Metabolic quotient (qCO2) reflects the utilization efficiency
of organic ingredients by soil microbial population, represents the microbial
biomass and activity, and indicates the changing tendency of the soil quality
and the maturity of the soil ecosystem (Wardle and Ghani 1995). It has a low
value in a relatively stable and mature ecosystem. In this study, qCO2 decrease significantly with the succession process, and there was a
negative correlation between qCO2 and SOC, Cmic and Nmic
(r=-0.846, r = -0.859, r = -0.857, P<0.01). In the early stage of the succession, the utilization
efficiency of the ground substance by the soil microorganisms decreases and qCO2 increases as result of human disturbances and the
quality of the litter (Liao and Boutton 2008). With the invasion of the broadleaf tree species, the
external interruption decreases, the microbial community structure changes, the
utilization efficiency of the microbial ground substance increases and qCO2 reduces gradually (Liao and Boutton 2008). Chen and Yang (2013) in their studies on the soil
microbial features of the purple soil hilly slope in different recovery stages
found that qCO2 in the grass community stage was significantly
higher than that in the latter three recovery stages. Microorganisms convert
the substrate C into microbial carbon effectively, and little C will be
released through respiration with decreased qCO2 (Behera and Sahani 2003). Therefore, the high content of qCO2
in PF reflected the decreasing utilization efficiency of the soil microbial
community substrate which is consistent the report that the released quantity
of soil CO2 in the mixed forests is significantly lower than that of
deciduous forest and coniferous forest (Mou 2004).
In this study, microbial quotient of BF was higher than that of PF and MF, because the
carbon input of plant litter and microbial quotient increase. In the succession process, microbial quotient can be used to effectively predicate the change of the
quantity and quality of SOC, which can represent the effects on the soil carbon
pool from the succession. Fan et al.
(2013) reported that microbial quotient in the mid-
and final stage of the mid-subtropical evergreen broadleaf forests succession
was higher than that in the early stage. In the early stage of the succession,
soil carbon accumulation increases and soil effective carbon pool is enhanced.

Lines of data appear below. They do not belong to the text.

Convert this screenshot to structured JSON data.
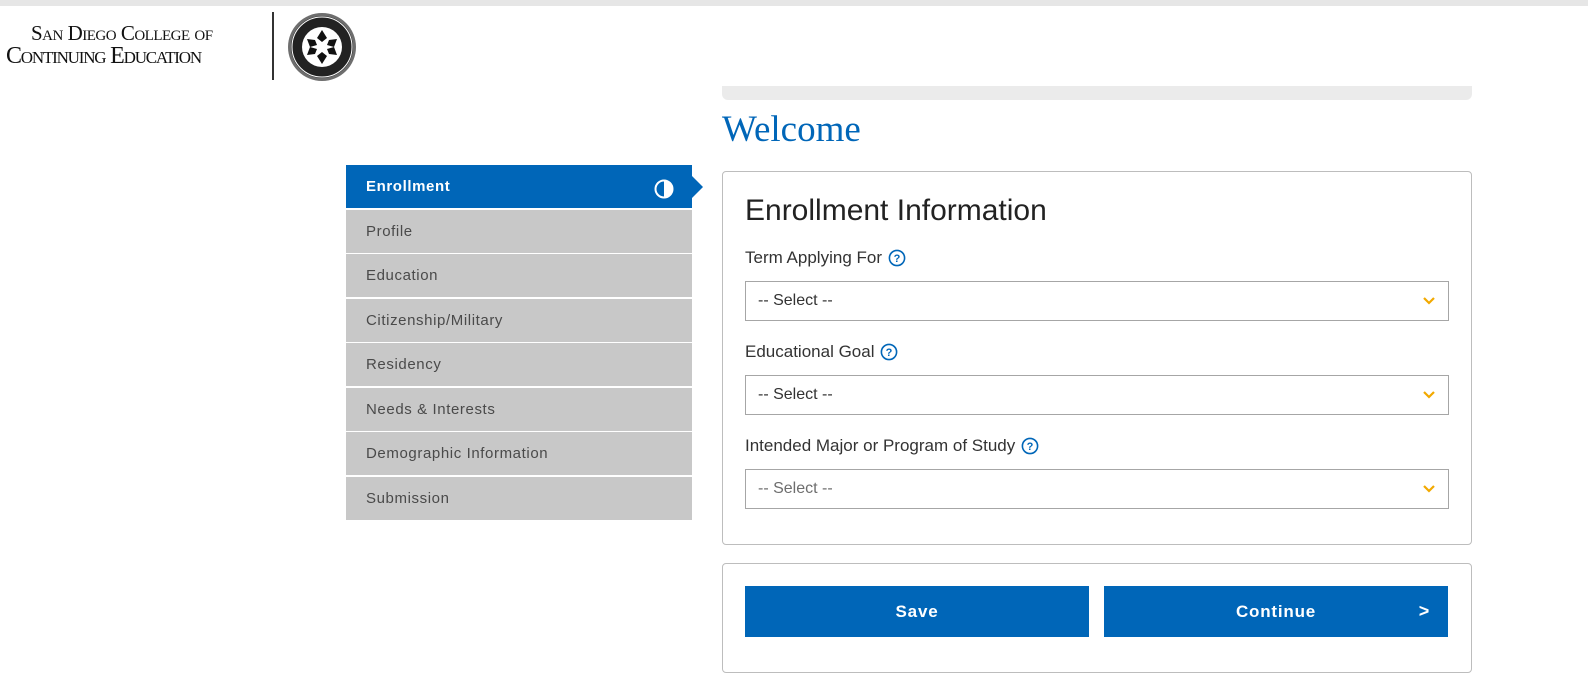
{
  "logo": {
    "line1": "San Diego College of",
    "line2": "Continuing Education",
    "seal_icon": "college-seal-icon"
  },
  "sidebar": {
    "items": [
      {
        "label": "Enrollment",
        "active": true,
        "icon": "contrast-half-circle-icon"
      },
      {
        "label": "Profile"
      },
      {
        "label": "Education"
      },
      {
        "label": "Citizenship/Military"
      },
      {
        "label": "Residency"
      },
      {
        "label": "Needs & Interests"
      },
      {
        "label": "Demographic Information"
      },
      {
        "label": "Submission"
      }
    ]
  },
  "main": {
    "heading": "Welcome",
    "card_title": "Enrollment Information",
    "fields": [
      {
        "label": "Term Applying For",
        "value": "-- Select --"
      },
      {
        "label": "Educational Goal",
        "value": "-- Select --"
      },
      {
        "label": "Intended Major or Program of Study",
        "value": "-- Select --"
      }
    ]
  },
  "actions": {
    "save_label": "Save",
    "continue_label": "Continue",
    "continue_arrow": ">"
  },
  "colors": {
    "primary": "#0066b8",
    "nav_inactive": "#c8c8c8",
    "chevron": "#f2a900"
  }
}
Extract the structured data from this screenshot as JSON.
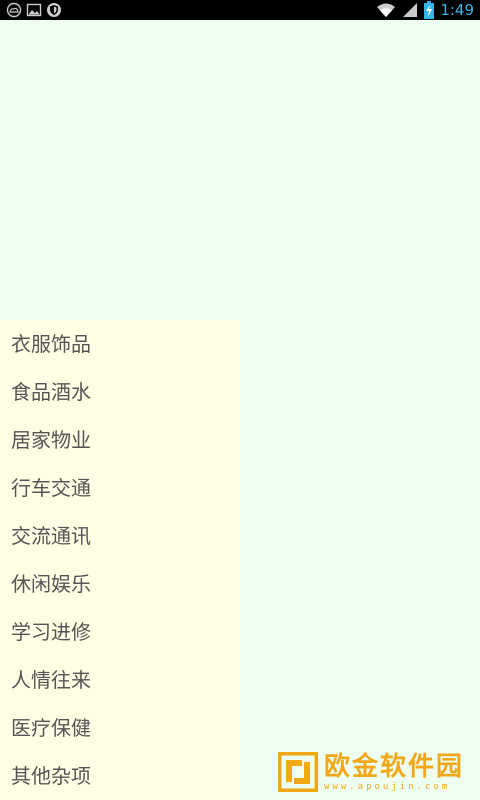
{
  "status_bar": {
    "time": "1:49",
    "left_icons": [
      "cloud-icon",
      "image-icon",
      "shield-icon"
    ],
    "right_icons": [
      "wifi-icon",
      "signal-icon",
      "battery-charging-icon"
    ],
    "accent_color": "#33b5e5"
  },
  "categories": [
    {
      "label": "衣服饰品"
    },
    {
      "label": "食品酒水"
    },
    {
      "label": "居家物业"
    },
    {
      "label": "行车交通"
    },
    {
      "label": "交流通讯"
    },
    {
      "label": "休闲娱乐"
    },
    {
      "label": "学习进修"
    },
    {
      "label": "人情往来"
    },
    {
      "label": "医疗保健"
    },
    {
      "label": "其他杂项"
    }
  ],
  "watermark": {
    "title": "欧金软件园",
    "subtitle": "www.apoujin.com",
    "color": "#f0a818"
  },
  "colors": {
    "background": "#edfdef",
    "panel": "#fffee5",
    "text": "#555555"
  }
}
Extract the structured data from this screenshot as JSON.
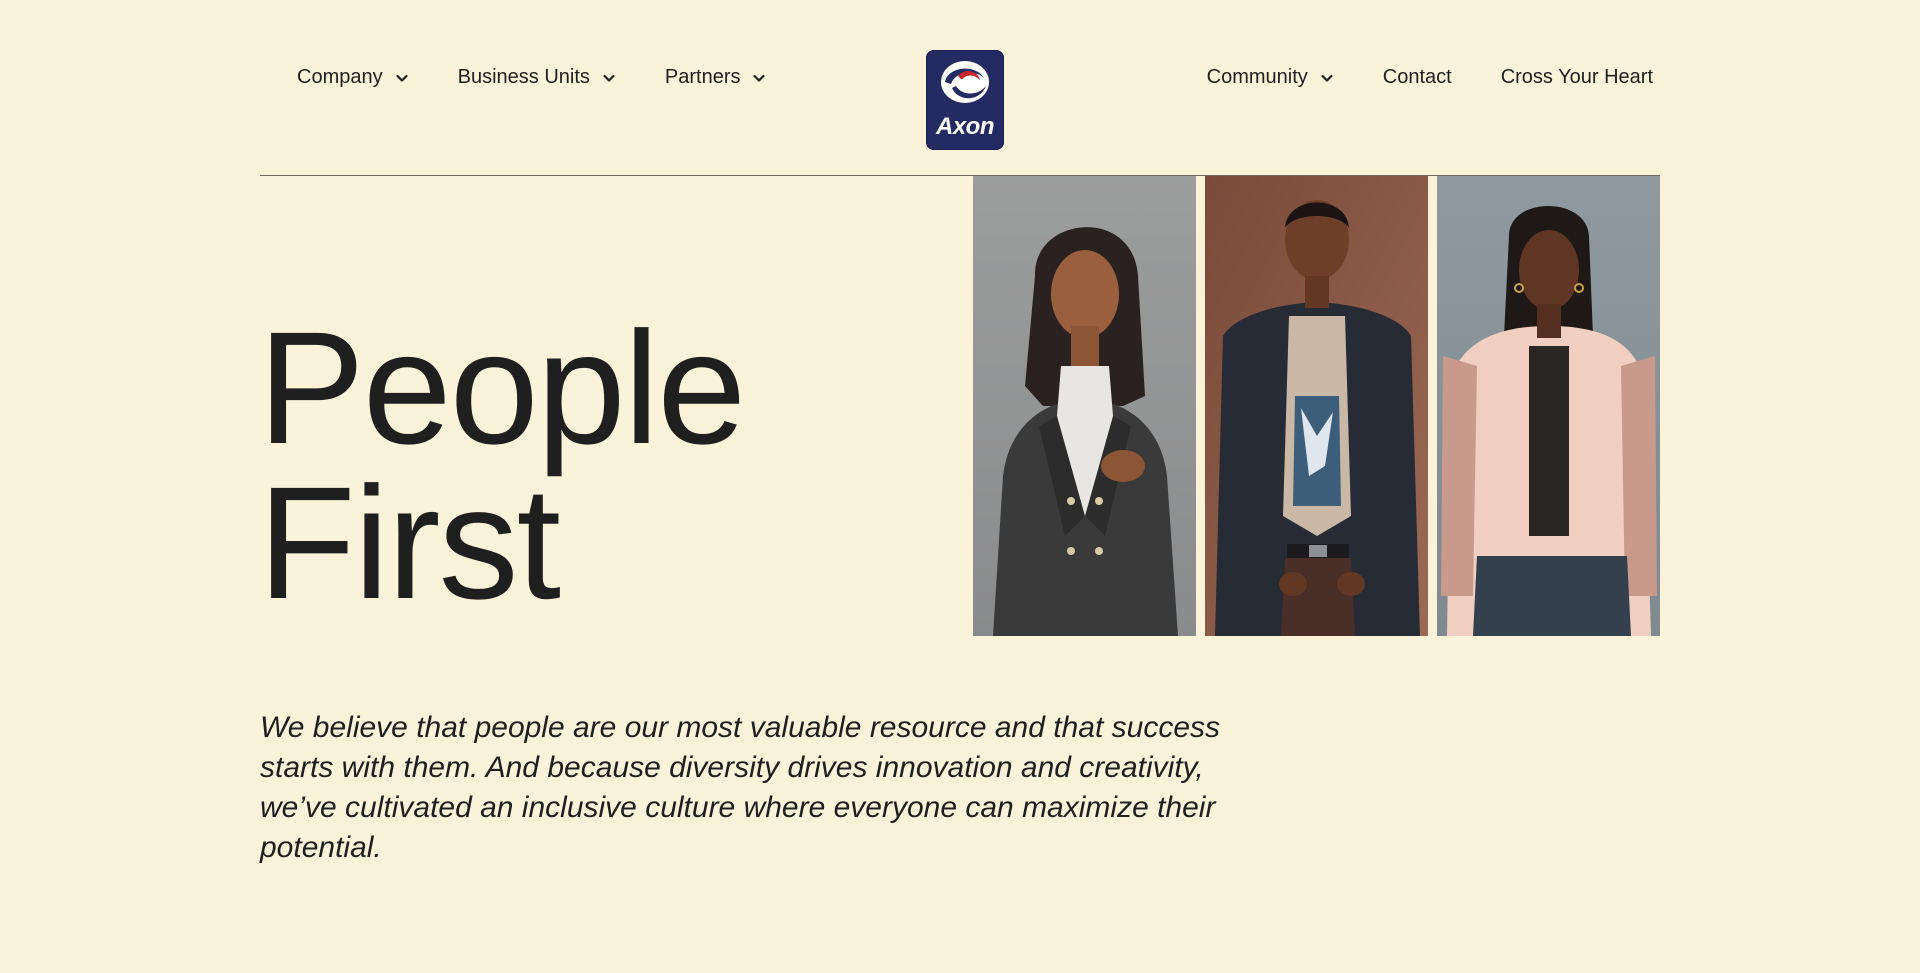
{
  "nav": {
    "left_items": [
      {
        "label": "Company",
        "has_dropdown": true
      },
      {
        "label": "Business Units",
        "has_dropdown": true
      },
      {
        "label": "Partners",
        "has_dropdown": true
      }
    ],
    "right_items": [
      {
        "label": "Community",
        "has_dropdown": true
      },
      {
        "label": "Contact",
        "has_dropdown": false
      },
      {
        "label": "Cross Your Heart",
        "has_dropdown": false
      }
    ],
    "logo": {
      "text": "Axon"
    }
  },
  "hero": {
    "title_line1": "People",
    "title_line2": "First",
    "photos": [
      {
        "description": "woman-in-dark-blazer"
      },
      {
        "description": "man-in-dark-suit"
      },
      {
        "description": "woman-in-pink-blazer"
      }
    ]
  },
  "statement": {
    "text": "We believe that people are our most valuable resource and that success starts with them. And because diversity drives innovation and creativity, we’ve cultivated an inclusive culture where everyone can maximize their potential."
  },
  "colors": {
    "background": "#fbf3d9",
    "text": "#1f1f1f",
    "logo_bg": "#242a63",
    "logo_accent": "#c8282d"
  },
  "icons": [
    "chevron-down-icon",
    "axon-logo"
  ]
}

It has been reported that microbial quotient of
broadleaf forests is higher than that of pine and broadleaf mixed forests, and
that broadleaf forests are more capable of sustaining soil microbial biomass
than pine and broadleaf mixed forests with stronger accumulation of the soil
carbon (Li et al. 2014).
Conclusion
In this study area, the vegetation
succession led to increased soil microbial biomass and improved soil fertility.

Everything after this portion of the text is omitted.